What is often underestimated is that financing assumptions, depending on revenue structure and project size, have a significant impact on potential project value and should therefore be considered.
In valuations, assumptions from the PV world are often applied first: 70–80% debt with an annuity loan.
👉 This logic cannot be automatically transferred to BESS.
Merchant revenues and their intra-year volatility often lead to different bankable structures.
Factor 3.8x and 3.4x: The Monthly Spread in BESS Revenues (DE)

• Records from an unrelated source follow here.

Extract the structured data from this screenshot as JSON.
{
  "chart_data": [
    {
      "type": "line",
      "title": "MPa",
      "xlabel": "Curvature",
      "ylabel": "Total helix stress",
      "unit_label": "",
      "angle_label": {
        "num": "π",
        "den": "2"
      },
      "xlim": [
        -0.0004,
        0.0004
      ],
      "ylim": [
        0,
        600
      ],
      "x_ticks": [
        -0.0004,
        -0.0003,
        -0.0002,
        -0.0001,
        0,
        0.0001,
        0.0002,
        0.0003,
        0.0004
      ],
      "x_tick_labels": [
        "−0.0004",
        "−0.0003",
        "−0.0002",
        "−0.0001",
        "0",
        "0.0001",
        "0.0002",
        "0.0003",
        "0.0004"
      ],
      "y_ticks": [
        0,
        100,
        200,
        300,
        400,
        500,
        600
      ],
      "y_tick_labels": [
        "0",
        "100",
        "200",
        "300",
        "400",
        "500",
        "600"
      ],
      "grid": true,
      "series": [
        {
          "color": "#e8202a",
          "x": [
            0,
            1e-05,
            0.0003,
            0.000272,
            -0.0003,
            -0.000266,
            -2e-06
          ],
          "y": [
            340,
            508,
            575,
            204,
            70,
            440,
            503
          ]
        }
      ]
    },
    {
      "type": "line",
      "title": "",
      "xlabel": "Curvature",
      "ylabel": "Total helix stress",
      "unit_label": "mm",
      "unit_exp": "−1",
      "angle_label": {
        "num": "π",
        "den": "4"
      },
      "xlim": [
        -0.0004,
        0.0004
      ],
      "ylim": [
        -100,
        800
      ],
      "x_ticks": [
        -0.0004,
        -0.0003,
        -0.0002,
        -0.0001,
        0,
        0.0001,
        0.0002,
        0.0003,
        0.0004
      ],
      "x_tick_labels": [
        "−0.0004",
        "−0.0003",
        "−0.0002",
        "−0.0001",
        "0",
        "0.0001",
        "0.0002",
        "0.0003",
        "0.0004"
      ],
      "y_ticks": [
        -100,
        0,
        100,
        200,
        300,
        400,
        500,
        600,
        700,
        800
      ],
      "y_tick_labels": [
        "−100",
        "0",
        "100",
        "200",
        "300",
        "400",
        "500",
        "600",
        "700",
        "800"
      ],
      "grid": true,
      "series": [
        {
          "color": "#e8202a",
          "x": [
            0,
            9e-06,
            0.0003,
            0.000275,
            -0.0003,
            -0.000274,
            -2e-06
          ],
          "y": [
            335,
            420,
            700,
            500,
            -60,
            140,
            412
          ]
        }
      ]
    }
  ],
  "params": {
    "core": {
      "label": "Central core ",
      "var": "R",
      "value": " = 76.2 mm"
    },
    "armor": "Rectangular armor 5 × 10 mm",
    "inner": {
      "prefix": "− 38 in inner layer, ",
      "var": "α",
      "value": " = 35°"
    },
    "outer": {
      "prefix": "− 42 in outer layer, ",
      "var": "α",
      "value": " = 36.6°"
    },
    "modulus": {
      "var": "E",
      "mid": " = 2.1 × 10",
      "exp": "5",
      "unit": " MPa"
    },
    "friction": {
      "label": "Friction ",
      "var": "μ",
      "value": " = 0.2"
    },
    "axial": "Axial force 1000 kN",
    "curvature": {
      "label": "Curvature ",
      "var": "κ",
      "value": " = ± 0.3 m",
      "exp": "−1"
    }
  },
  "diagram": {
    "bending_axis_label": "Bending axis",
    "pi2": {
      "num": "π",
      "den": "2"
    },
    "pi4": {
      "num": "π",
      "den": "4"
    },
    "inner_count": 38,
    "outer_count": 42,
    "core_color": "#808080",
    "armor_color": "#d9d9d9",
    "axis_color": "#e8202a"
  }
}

According to the Enervis Battery Storage Index and ISAE Battery Charts Revenue Index (1 MW / 2 MWh, 2025):

1. Merchant Revenues with Potential FCA Restrictions Mean Significantly Higher DSCR Requirements
Without contractually secured cash flows, structuring becomes more conservative. Result:
➡️ Lower bankable debt base
✅ Higher equity requirements
2. Banks Address Volatility Through Sculpted Debt
Repayment follows expected cash flow: higher payments in strong periods, lower in weak ones. However, such financing must be properly structured and contractually secured.
3. For Smaller Projects (<10 MW), Structuring Can Become Uneconomical
When debt sizing is very conservative, the debt volume can be so small that structuring and transaction costs for the bank (DD, banking process, etc.) are disproportionately high. In such cases, financing must be entirely through equity, which in turn increases the return requirements for the project.
4. Bank-Friendly Alternative: Floor or Tolling Models
They secure minimum cash flows, reduce DSCR requirements, and improve bankability.
Trade-off: Additional structuring effort and part of the upside is given up.
Conclusion
For BESS, financing is not a downstream investor concern, but an aspect that developers must also consider.
Anyone evaluating or developing projects should be clear about realistic and evolving financing assumptions (DSCR requirements, tolling/floor, sizing logic).